RICHMOND, Va. (WRIC) — A group of parents met with lawmakers at the State Capitol on Thursday, urging lawmakers to pass bills to strengthen parental rights in Virginia.
It was all part of the Family Foundation’s “Mama Bear” Parental Rights Day at the State Capitol.
“As parents, we should be included in our children’s lives, not excluded,” Newport News Mom Rhonda Williams told reporters.
One priority for the group was to ensure the House of Delegates passes a bill already approved by the Senate to require school districts to notify parents of a school-related drug overdose within 24 hours.
“Give the parents the opportunity to have the conversation with their own children and warn them of the dangers of drugs and the opportunity to help their children with any trauma associated with those school overdoses,” Williams said.

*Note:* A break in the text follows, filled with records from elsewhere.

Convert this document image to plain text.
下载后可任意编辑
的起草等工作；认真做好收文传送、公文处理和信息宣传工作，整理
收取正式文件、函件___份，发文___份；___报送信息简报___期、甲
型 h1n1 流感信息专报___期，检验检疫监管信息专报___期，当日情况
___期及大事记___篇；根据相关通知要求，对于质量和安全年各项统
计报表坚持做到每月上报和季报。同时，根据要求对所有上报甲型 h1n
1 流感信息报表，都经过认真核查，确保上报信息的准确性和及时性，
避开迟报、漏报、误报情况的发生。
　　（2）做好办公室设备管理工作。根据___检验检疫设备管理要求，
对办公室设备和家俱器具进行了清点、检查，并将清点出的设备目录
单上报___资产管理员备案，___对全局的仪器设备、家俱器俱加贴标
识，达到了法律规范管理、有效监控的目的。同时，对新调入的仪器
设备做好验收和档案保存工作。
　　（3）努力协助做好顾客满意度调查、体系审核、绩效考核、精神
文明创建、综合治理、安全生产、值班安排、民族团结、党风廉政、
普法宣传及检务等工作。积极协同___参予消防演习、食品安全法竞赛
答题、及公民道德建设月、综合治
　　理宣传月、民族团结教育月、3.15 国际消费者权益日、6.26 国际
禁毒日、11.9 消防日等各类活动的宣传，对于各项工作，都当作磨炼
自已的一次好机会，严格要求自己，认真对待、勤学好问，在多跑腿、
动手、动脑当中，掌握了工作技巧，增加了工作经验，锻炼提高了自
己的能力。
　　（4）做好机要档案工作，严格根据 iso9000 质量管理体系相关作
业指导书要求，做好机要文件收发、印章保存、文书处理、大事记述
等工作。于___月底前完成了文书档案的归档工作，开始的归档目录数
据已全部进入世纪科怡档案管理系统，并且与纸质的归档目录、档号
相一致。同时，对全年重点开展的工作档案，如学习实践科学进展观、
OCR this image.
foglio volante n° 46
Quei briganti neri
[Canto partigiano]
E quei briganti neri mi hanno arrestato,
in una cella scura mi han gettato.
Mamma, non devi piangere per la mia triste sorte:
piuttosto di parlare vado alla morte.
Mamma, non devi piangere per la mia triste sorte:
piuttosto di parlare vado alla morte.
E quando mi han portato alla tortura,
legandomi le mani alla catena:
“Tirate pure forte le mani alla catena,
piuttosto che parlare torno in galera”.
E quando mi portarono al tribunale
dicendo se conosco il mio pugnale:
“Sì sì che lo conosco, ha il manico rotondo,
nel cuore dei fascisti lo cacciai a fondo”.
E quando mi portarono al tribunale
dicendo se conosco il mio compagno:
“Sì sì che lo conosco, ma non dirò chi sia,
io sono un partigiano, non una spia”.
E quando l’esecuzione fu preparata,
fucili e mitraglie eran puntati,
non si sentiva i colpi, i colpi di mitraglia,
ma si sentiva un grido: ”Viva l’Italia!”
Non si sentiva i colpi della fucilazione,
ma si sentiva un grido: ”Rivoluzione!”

The group also wants lawmakers to reject bills designed to further clarify the state’s parental notification law on sexually explicit materials.

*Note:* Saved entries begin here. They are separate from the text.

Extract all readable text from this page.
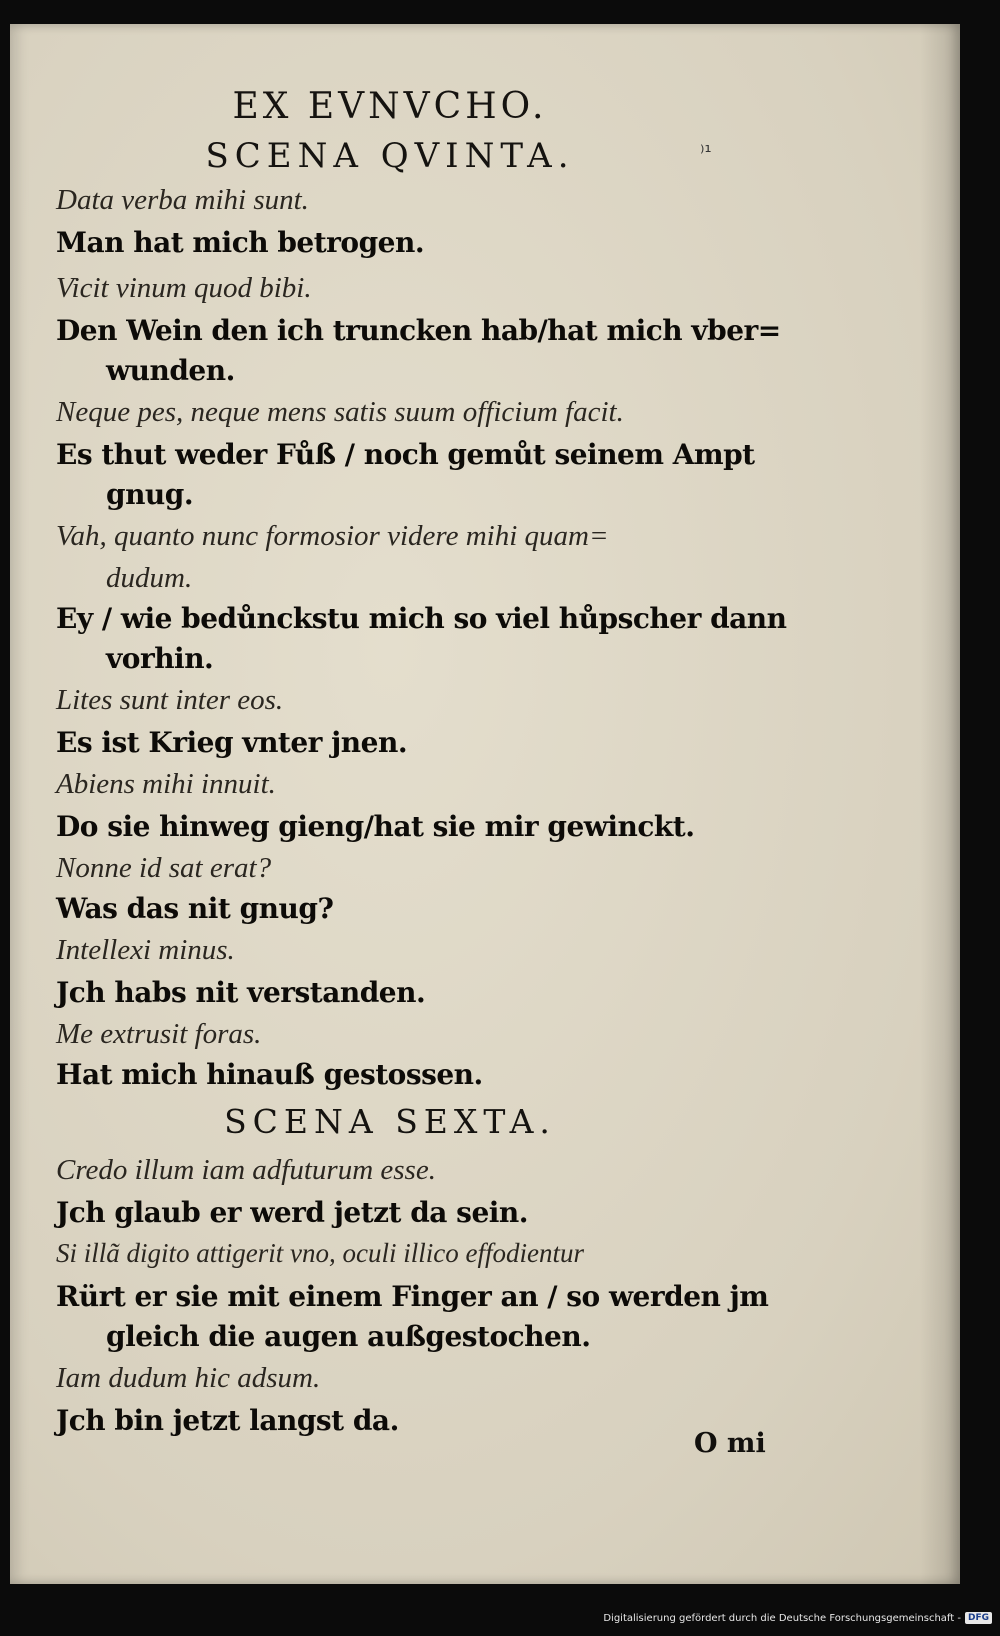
EX EVNVCHO.
SCENA QVINTA.	⁾¹
Data verba mihi sunt.
Man hat mich betrogen.
Vicit vinum quod bibi.
Den Wein den ich truncken hab/hat mich vber=
wunden.
Neque pes, neque mens satis suum officium facit.
Es thut weder Fůß / noch gemůt seinem Ampt
gnug.
Vah, quanto nunc formosior videre mihi quam=
dudum.
Ey / wie bedůnckstu mich so viel hůpscher dann
vorhin.
Lites sunt inter eos.
Es ist Krieg vnter jnen.
Abiens mihi innuit.
Do sie hinweg gieng/hat sie mir gewinckt.
Nonne id sat erat?
Was das nit gnug?
Intellexi minus.
Jch habs nit verstanden.
Me extrusit foras.
Hat mich hinauß gestossen.
SCENA SEXTA.
Credo illum iam adfuturum esse.
Jch glaub er werd jetzt da sein.
Si illã digito attigerit vno, oculi illico effodientur
Rürt er sie mit einem Finger an / so werden jm
gleich die augen außgestochen.
Iam dudum hic adsum.
Jch bin jetzt langst da.
O mi
Digitalisierung gefördert durch die Deutsche Forschungsgemeinschaft - DFG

The proposed bills, one in the House, and one in the Senate, would still require schools to notify parents if instructional materials include sexually explicit content. However, the bill would clarify that it doesn’t permit the censorship of books in schools.
“So they are trying to put the word censorship into our code to have a chilling effect on these school boards so the school boards can look at parents and go we can’t do anything. That is exactly what the intention is,” explained Family Foundation President Victoria Cobb.
Supporters of the bill say the new language wouldn’t prevent parents from challenging books, but rather prevent districts from using the state’s parental notification law to broadly ban books without a rigorous process.
“This does not prevent school boards that have current policies when parents have a concern about a book, and they have developed a school board policy to review books for whatever content reasons from going through that process,” said Delegate Carrie Coyner (R-Chesterfield) in a recent committee meeting.
Both the Senate and House have already passed bills to clarify the state’s parental notification law along mostly party lines with all Democrats voting in favor of the measure. If one of those bills passes the other chamber, it will head to Governor Glenn Youngkin’s desk for his consideration.